理化学研究所とNTT、Fixstars Amplifyらの共同研究グループは、新方式の量子コンピュータの開発に成功した。世界に先駆けた汎用型光量子計算のためのプラットフォームとしている。

量子コンピュータは、量子力学の原理を計算に利用することで、さまざまな問題が超高速で解けると期待され、世界中で激しい開発競争が行なわれている。

共同研究グループは、光方式による新型量子コンピュータを開発。光方式では、従来の量子コンピュータと比べて高速かつ大規模な量子計算が可能になると期待されており、これまで困難であった計算課題の解決など、量子コンピュータ研究を新たなステージに進めることができるという。

インターネットを介したクラウドシステムから利用可能で、当面は共同研究契約を通じて利用することになる。

量子コンピュータは、量子力学の原理に立脚し、量子もつれや量子重ね合わせといった量子の世界の特徴を巧妙に扱うことで、全く新しい方式のコンピュータの実現を期待されている。

その概念は1980年代に提唱され、1990年代に量子コンピュータ特有のアルゴリズムが発見されたことで注目を集めた。2000年代以降はその実現に向け、世界中で基礎研究と応用研究が行なわれている。

近年、小規模な量子コンピュータが実現されクラウドベースで提供されるようになり、理研量子コンピュータ研究センターでも2023年に64量子bitの超伝導型量子コンピュータを整備しクラウド公開している。

量子コンピュータの実現方式には、超伝導、中性原子、イオン、シリコン、光など、多様な候補があるが、光方式の量子コンピュータは、以下の理由から非常に有望な候補の一つとされている。

  1. 計算のクロック周波数(動作周波数)を数百テラヘルツ(THz、1THzは1兆ヘルツ)という光の周波数まで原理的には高められる
  2. 他方式と違いほぼ室温動作が可能
  3. 光多重化技術によりコンパクトなセットアップで大規模計算が可能
  4. 光通信と親和性が高く量子コンピュータネットワークの構築が容易と考えられる

特に光通信で培われた超高速光技術が、光量子コンピュータにとって非常に有用なアセット(資源)であり大きなアドバンテージになる。
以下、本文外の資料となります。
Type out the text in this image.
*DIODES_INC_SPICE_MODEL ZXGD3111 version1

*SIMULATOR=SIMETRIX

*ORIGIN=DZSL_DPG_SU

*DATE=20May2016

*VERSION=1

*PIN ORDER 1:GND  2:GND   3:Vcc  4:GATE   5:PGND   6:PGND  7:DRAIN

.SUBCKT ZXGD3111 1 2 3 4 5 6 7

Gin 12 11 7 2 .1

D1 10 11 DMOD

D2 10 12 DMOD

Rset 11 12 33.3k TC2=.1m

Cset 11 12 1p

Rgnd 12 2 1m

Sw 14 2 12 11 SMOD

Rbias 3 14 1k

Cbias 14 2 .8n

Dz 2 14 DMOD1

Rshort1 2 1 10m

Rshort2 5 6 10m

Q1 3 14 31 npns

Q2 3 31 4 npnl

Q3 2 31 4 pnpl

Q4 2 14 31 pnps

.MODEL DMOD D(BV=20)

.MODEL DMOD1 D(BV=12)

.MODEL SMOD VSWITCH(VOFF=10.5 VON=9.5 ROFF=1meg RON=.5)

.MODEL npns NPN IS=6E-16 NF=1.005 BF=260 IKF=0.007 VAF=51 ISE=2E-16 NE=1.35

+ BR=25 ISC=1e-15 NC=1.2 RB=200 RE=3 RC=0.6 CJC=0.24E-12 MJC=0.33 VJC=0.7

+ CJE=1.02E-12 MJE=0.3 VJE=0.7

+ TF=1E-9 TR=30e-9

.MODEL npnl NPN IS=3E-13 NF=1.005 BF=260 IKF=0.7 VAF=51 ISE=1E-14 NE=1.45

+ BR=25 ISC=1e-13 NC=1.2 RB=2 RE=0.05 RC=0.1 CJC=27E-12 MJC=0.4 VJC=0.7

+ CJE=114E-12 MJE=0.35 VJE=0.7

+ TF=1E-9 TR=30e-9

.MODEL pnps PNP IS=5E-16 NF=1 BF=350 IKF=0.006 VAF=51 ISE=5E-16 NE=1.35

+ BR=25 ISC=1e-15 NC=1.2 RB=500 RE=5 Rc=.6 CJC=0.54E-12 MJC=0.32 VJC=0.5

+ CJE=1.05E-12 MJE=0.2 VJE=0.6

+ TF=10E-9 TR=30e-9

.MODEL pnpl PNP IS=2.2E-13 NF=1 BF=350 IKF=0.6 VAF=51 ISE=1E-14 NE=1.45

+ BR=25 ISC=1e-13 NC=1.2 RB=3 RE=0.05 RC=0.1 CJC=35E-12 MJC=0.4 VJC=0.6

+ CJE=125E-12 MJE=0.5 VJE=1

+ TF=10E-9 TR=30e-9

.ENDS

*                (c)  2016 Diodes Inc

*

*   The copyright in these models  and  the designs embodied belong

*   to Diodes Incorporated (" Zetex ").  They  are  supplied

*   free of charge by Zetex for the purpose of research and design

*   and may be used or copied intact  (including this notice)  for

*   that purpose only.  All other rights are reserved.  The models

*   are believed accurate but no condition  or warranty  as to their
光パラメトリック増幅器とプログラマブルロジックデバイス。左はNTT先端集積デバイス研究所作製の光パラメトリック増幅器。右は光測定器のコントロールと測定値のデータ収集を行なうプログラマブルロジックデバイス

今後はさらに開発を進め、国内の量子計算プラットフォームの利用拡大、量子コンピュータのユースケースの創出、国内量子産業の発展と国際競争力の向上に寄与していく方針。